Chapitre 18

1.9K 226 13
                                    

J'entends des sons autour de moi. Ils deviennent de plus en plus audibles. Distincts.

Une voix. Non. Trois. Peut-être quatre. Je ne sais pas et je m'en fiche, j'ai trop mal au crâne. Mes lèvres sont sèches, ma gorge me fait souffrir au point de me tirer des larmes et ma tête tourne tellement que j'en ai la nausée.

Des disputes éclatent non loin de là. J'essaye d'entrouvrir les yeux, mais cet effort est si intense que mes forces m'abandonnent à nouveau. Je sombre, sans même essayer de lutter.

Lorsque je me réveille à nouveau, le visage d'une fille flotte près de moi. Il me faut un moment pour comprendre qu'il y a aussi un tronc, des bras et des jambes. Une coupe au carré et une frange. Cette brune... C'est ma proie de l'arrêt de bus ! Une villageoise ! Elle m'attrape aussitôt une main, doucement, comme si elle craignait de me briser les os. Ses doigts sont moites. C'est désagréable.
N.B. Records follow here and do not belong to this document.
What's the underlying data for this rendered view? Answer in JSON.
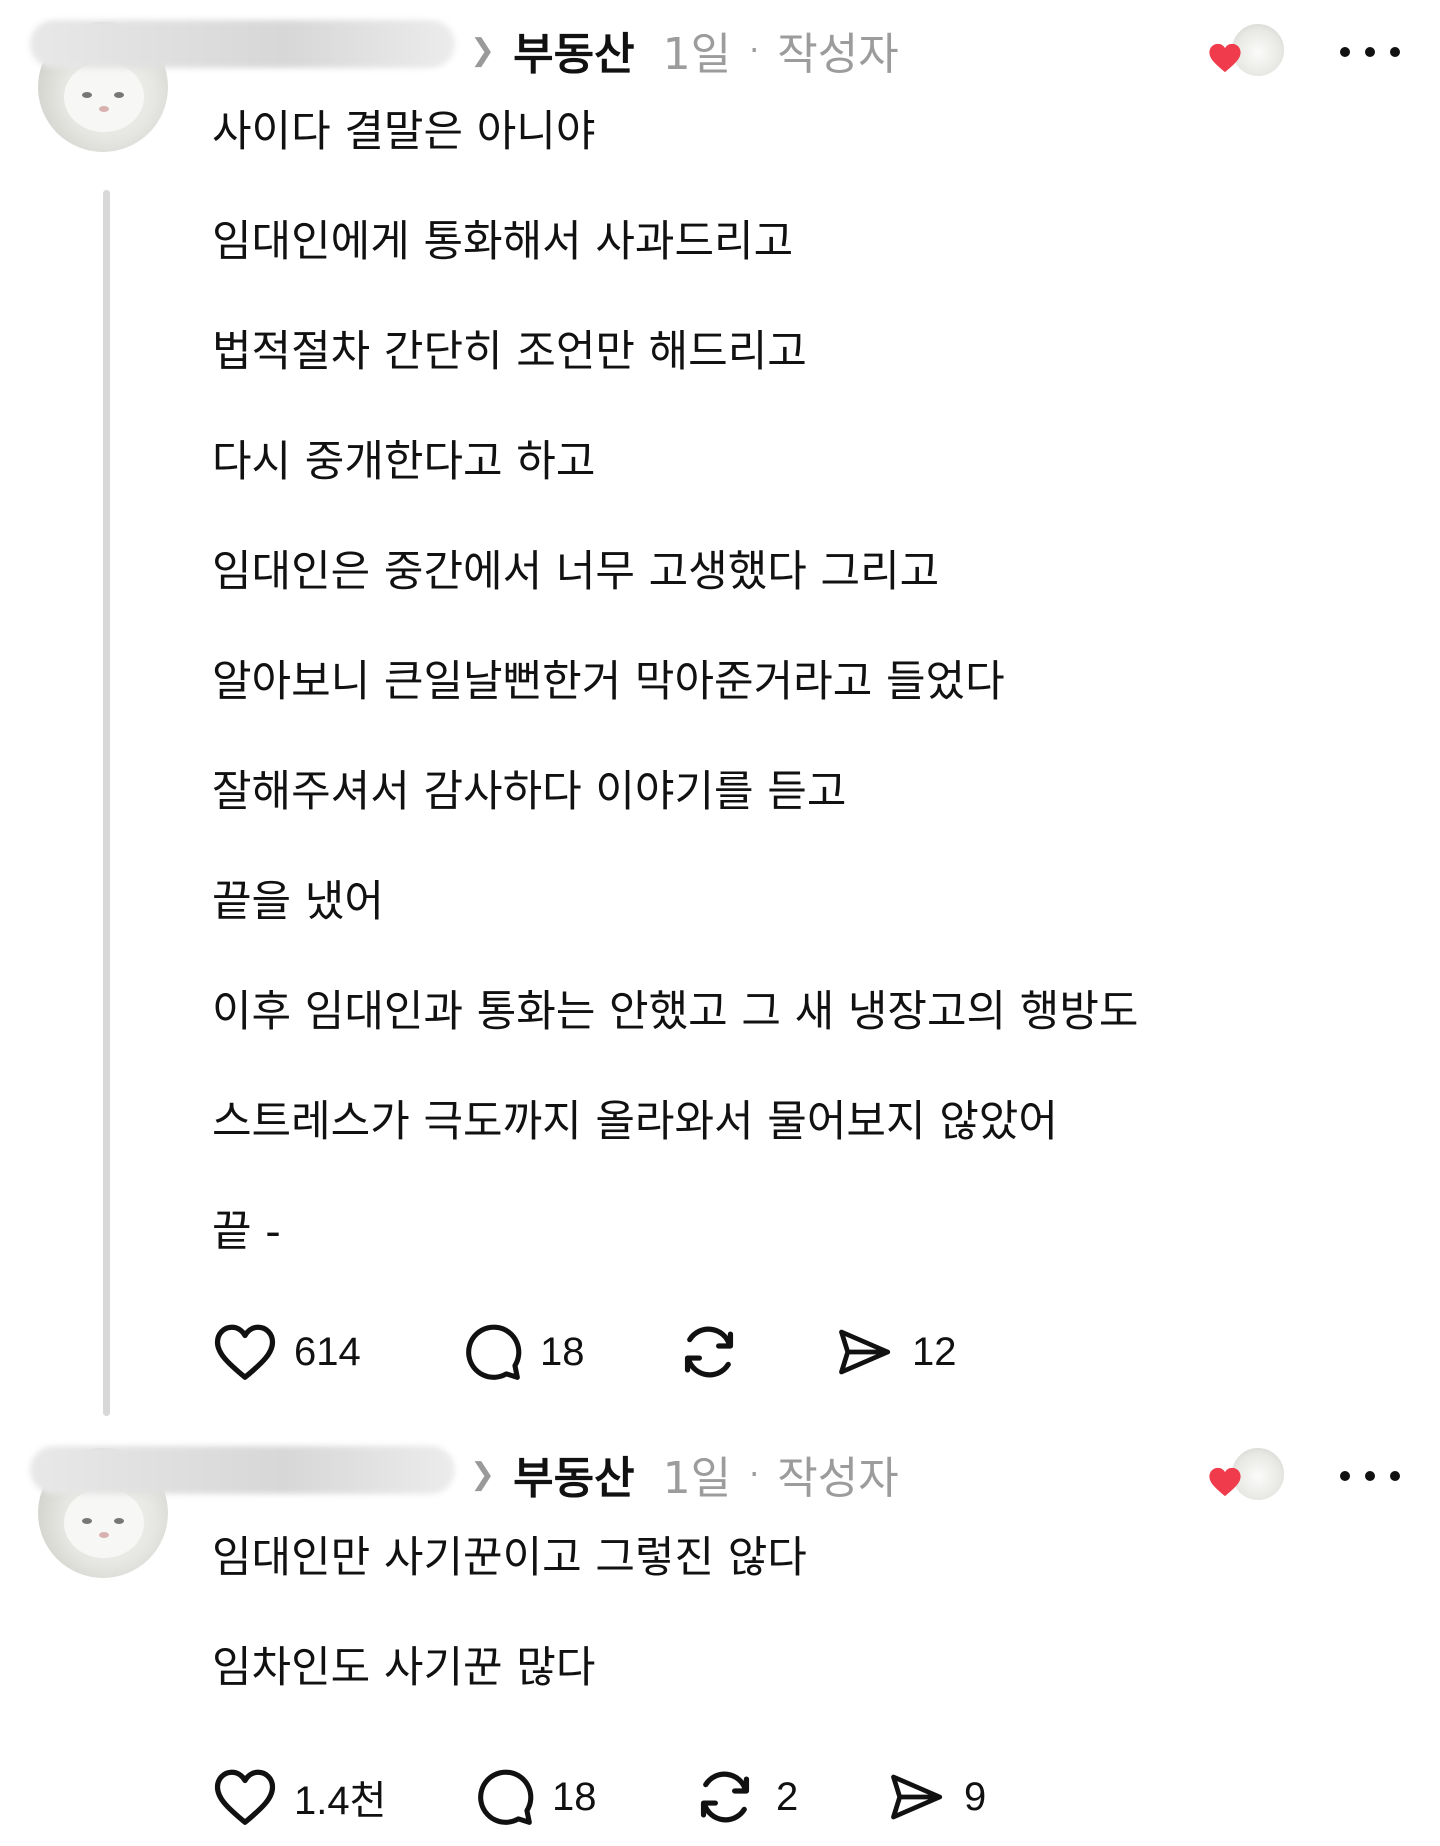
{
  "posts": [
    {
      "topic": "부동산",
      "time": "1일",
      "separator": "·",
      "author_tag": "작성자",
      "lines": [
        "사이다 결말은 아니야",
        "임대인에게 통화해서 사과드리고",
        "법적절차 간단히 조언만 해드리고",
        "다시 중개한다고 하고",
        "임대인은 중간에서 너무 고생했다 그리고",
        "알아보니 큰일날뻔한거 막아준거라고 들었다",
        "잘해주셔서 감사하다 이야기를 듣고",
        "끝을 냈어",
        "이후 임대인과 통화는 안했고 그 새 냉장고의 행방도",
        "스트레스가 극도까지 올라와서 물어보지 않았어",
        "끝 -"
      ],
      "actions": {
        "like_count": "614",
        "reply_count": "18",
        "repost_count": "",
        "share_count": "12"
      }
    },
    {
      "topic": "부동산",
      "time": "1일",
      "separator": "·",
      "author_tag": "작성자",
      "lines": [
        "임대인만 사기꾼이고 그렇진 않다",
        "임차인도 사기꾼 많다"
      ],
      "actions": {
        "like_count": "1.4천",
        "reply_count": "18",
        "repost_count": "2",
        "share_count": "9"
      }
    }
  ],
  "icons": {
    "chevron": "chevron-right-icon",
    "like": "heart-icon",
    "reply": "speech-bubble-icon",
    "repost": "repost-arrows-icon",
    "share": "send-icon",
    "more": "more-dots-icon"
  },
  "colors": {
    "text": "#111111",
    "muted": "#9c9c9c",
    "heart": "#ef3b4b",
    "thread_line": "#d8d8d8"
  }
}
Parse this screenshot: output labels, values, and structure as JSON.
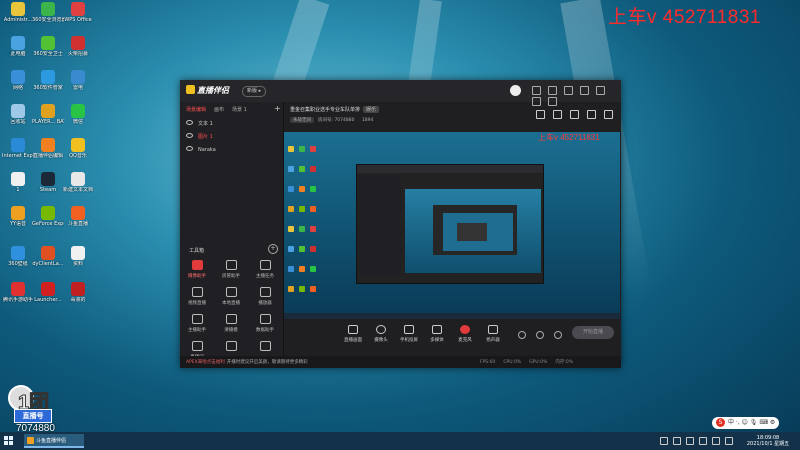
{
  "watermark": "上车v 452711831",
  "desktop_icons": [
    {
      "label": "Administr...",
      "color": "#e8c53a"
    },
    {
      "label": "360安全浏览器",
      "color": "#3bb54a"
    },
    {
      "label": "WPS Office",
      "color": "#e04040"
    },
    {
      "label": "此电脑",
      "color": "#4aa3e0"
    },
    {
      "label": "360安全卫士",
      "color": "#52c234"
    },
    {
      "label": "火柴招募",
      "color": "#d03030"
    },
    {
      "label": "网络",
      "color": "#3a90d8"
    },
    {
      "label": "360软件管家",
      "color": "#2c9ae0"
    },
    {
      "label": "雷电",
      "color": "#3a8ad0"
    },
    {
      "label": "回收站",
      "color": "#9fc7e8"
    },
    {
      "label": "PLAYER... BATTLEGR...",
      "color": "#e0a020"
    },
    {
      "label": "微信",
      "color": "#28c445"
    },
    {
      "label": "Internet Explorer",
      "color": "#2a8ad8"
    },
    {
      "label": "直播伴侣编辑",
      "color": "#f08020"
    },
    {
      "label": "QQ音乐",
      "color": "#f0c020"
    },
    {
      "label": "1",
      "color": "#f0f0f0"
    },
    {
      "label": "Steam",
      "color": "#1b2838"
    },
    {
      "label": "新建文本文档",
      "color": "#e8e8e8"
    },
    {
      "label": "YY语音",
      "color": "#f0a020"
    },
    {
      "label": "GeForce Experience",
      "color": "#76b900"
    },
    {
      "label": "斗鱼直播",
      "color": "#f06020"
    },
    {
      "label": "360壁纸",
      "color": "#3090e0"
    },
    {
      "label": "dyClientLa...",
      "color": "#e05020"
    },
    {
      "label": "资料",
      "color": "#f0f0f0"
    },
    {
      "label": "腾讯手游助手",
      "color": "#e03030"
    },
    {
      "label": "Launcher...",
      "color": "#d02020"
    },
    {
      "label": "毒液的",
      "color": "#c02020"
    }
  ],
  "window": {
    "logo": "直播伴侣",
    "plan_pill": "新版 ▸",
    "scene_tabs": [
      "场景编辑",
      "画布",
      "场景 1"
    ],
    "sources": [
      "文本 1",
      "图片 1",
      "Naraka"
    ],
    "tools_title": "工具箱",
    "tools": [
      "摄像助手",
      "房管助手",
      "主播任务",
      "视频直播",
      "本地直播",
      "播放器",
      "主播助手",
      "清播模",
      "数据助手",
      "直播间",
      "",
      ""
    ],
    "room_title": "重金召集职业选手专业车队单排",
    "room_badge": "娱乐",
    "room_category_chip": "永劫无间",
    "room_id_label": "房间号: 7074880",
    "room_fans": "1894",
    "preview_watermark": "上车v 452711831",
    "controls": [
      "直播画面",
      "摄像头",
      "手机投屏",
      "多媒体",
      "麦克风",
      "扬声器"
    ],
    "go_live": "开始直播",
    "notice_tag": "APEX来啦点击福利",
    "notice_text": "开播时建议开启美颜，敬请期待更多精彩",
    "stats": [
      "FPS:60",
      "CPU:0%",
      "GPU:0%",
      "内存:0%"
    ]
  },
  "streamer_badge": {
    "big": "1团",
    "box": "直播号",
    "number": "7074880"
  },
  "taskbar": {
    "app_label": "斗鱼直播伴侣",
    "time": "18:09:08",
    "date": "2021/10/1 星期五"
  },
  "ime_label": "中 ·, ☺ 🎙 ⌨ ⚙"
}
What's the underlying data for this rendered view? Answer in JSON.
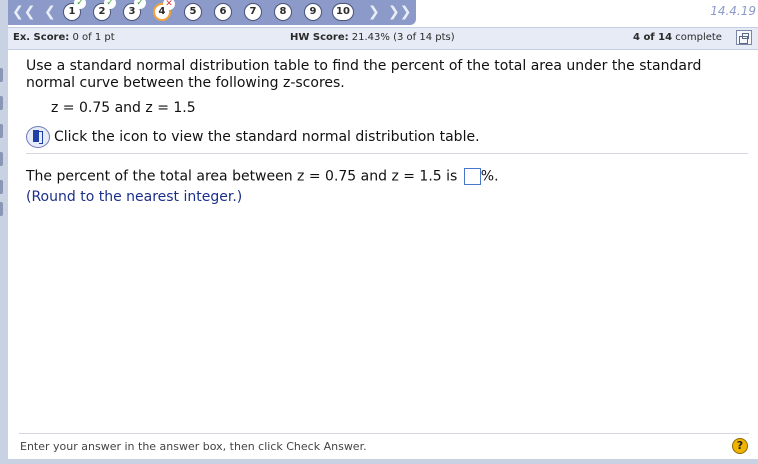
{
  "nav": {
    "questions": [
      {
        "label": "1",
        "status": "correct"
      },
      {
        "label": "2",
        "status": "correct"
      },
      {
        "label": "3",
        "status": "correct"
      },
      {
        "label": "4",
        "status": "incorrect",
        "current": true
      },
      {
        "label": "5"
      },
      {
        "label": "6"
      },
      {
        "label": "7"
      },
      {
        "label": "8"
      },
      {
        "label": "9"
      },
      {
        "label": "10"
      }
    ],
    "version": "14.4.19"
  },
  "score": {
    "ex_label": "Ex. Score:",
    "ex_value": "0 of 1 pt",
    "hw_label": "HW Score:",
    "hw_value": "21.43% (3 of 14 pts)",
    "progress_count": "4 of 14",
    "progress_label": "complete"
  },
  "question": {
    "prompt": "Use a standard normal distribution table to find the percent of the total area under the standard normal curve between the following z-scores.",
    "zscores": "z = 0.75 and z = 1.5",
    "table_link": "Click the icon to view the standard normal distribution table.",
    "answer_prefix": "The percent of the total area between z = 0.75 and z = 1.5 is",
    "answer_value": "",
    "answer_suffix": "%.",
    "note": "(Round to the nearest integer.)"
  },
  "footer": {
    "instruction": "Enter your answer in the answer box, then click Check Answer.",
    "help_symbol": "?"
  },
  "colors": {
    "nav_bg": "#8b9ac8",
    "score_bg": "#e6ebf5",
    "current_ring": "#f2a33a",
    "correct": "#3fa53f",
    "incorrect": "#dd3333",
    "note": "#1a2f8a"
  }
}
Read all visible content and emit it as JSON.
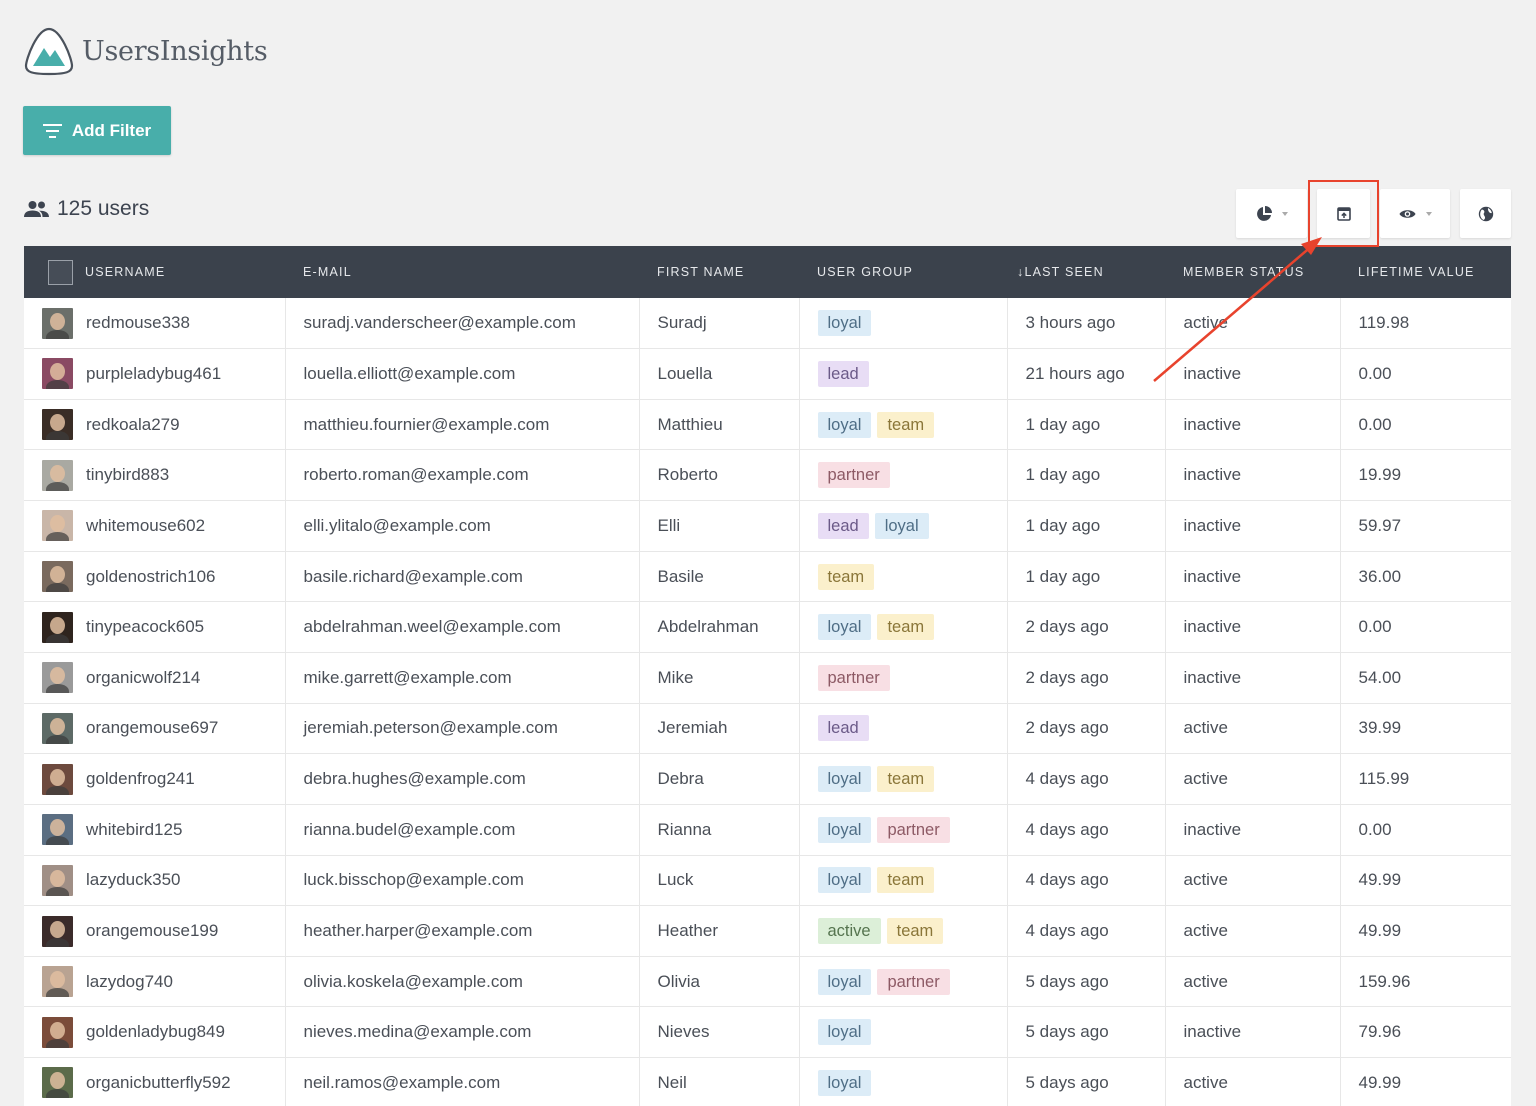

Je veux qu'elle me lâche. Je veux qu'elle s'éloigne de moi ! Je veux... 

Je n'arrive pas à bouger ! J'ai beau vouloir me débattre, tenter de me relever, je n'arrive à rien sauf à paniquer. En face de moi, la fille me parle dans un flot ininterrompu de mots qui n'ont pas le moindre sens. Des larmes coulent sur ses joues. J'aimerais lui dire de se taire, de me laisser tranquille. Tout se bouscule dans ma tête et je ne sais pas par quoi commencer : me défendre, fuir ou bien crier. La réalité me rattrape vite. Je n'ai plus de voix et je découvre que je suis allongée dans mon lit et non plus pendue au bout d'une corde. 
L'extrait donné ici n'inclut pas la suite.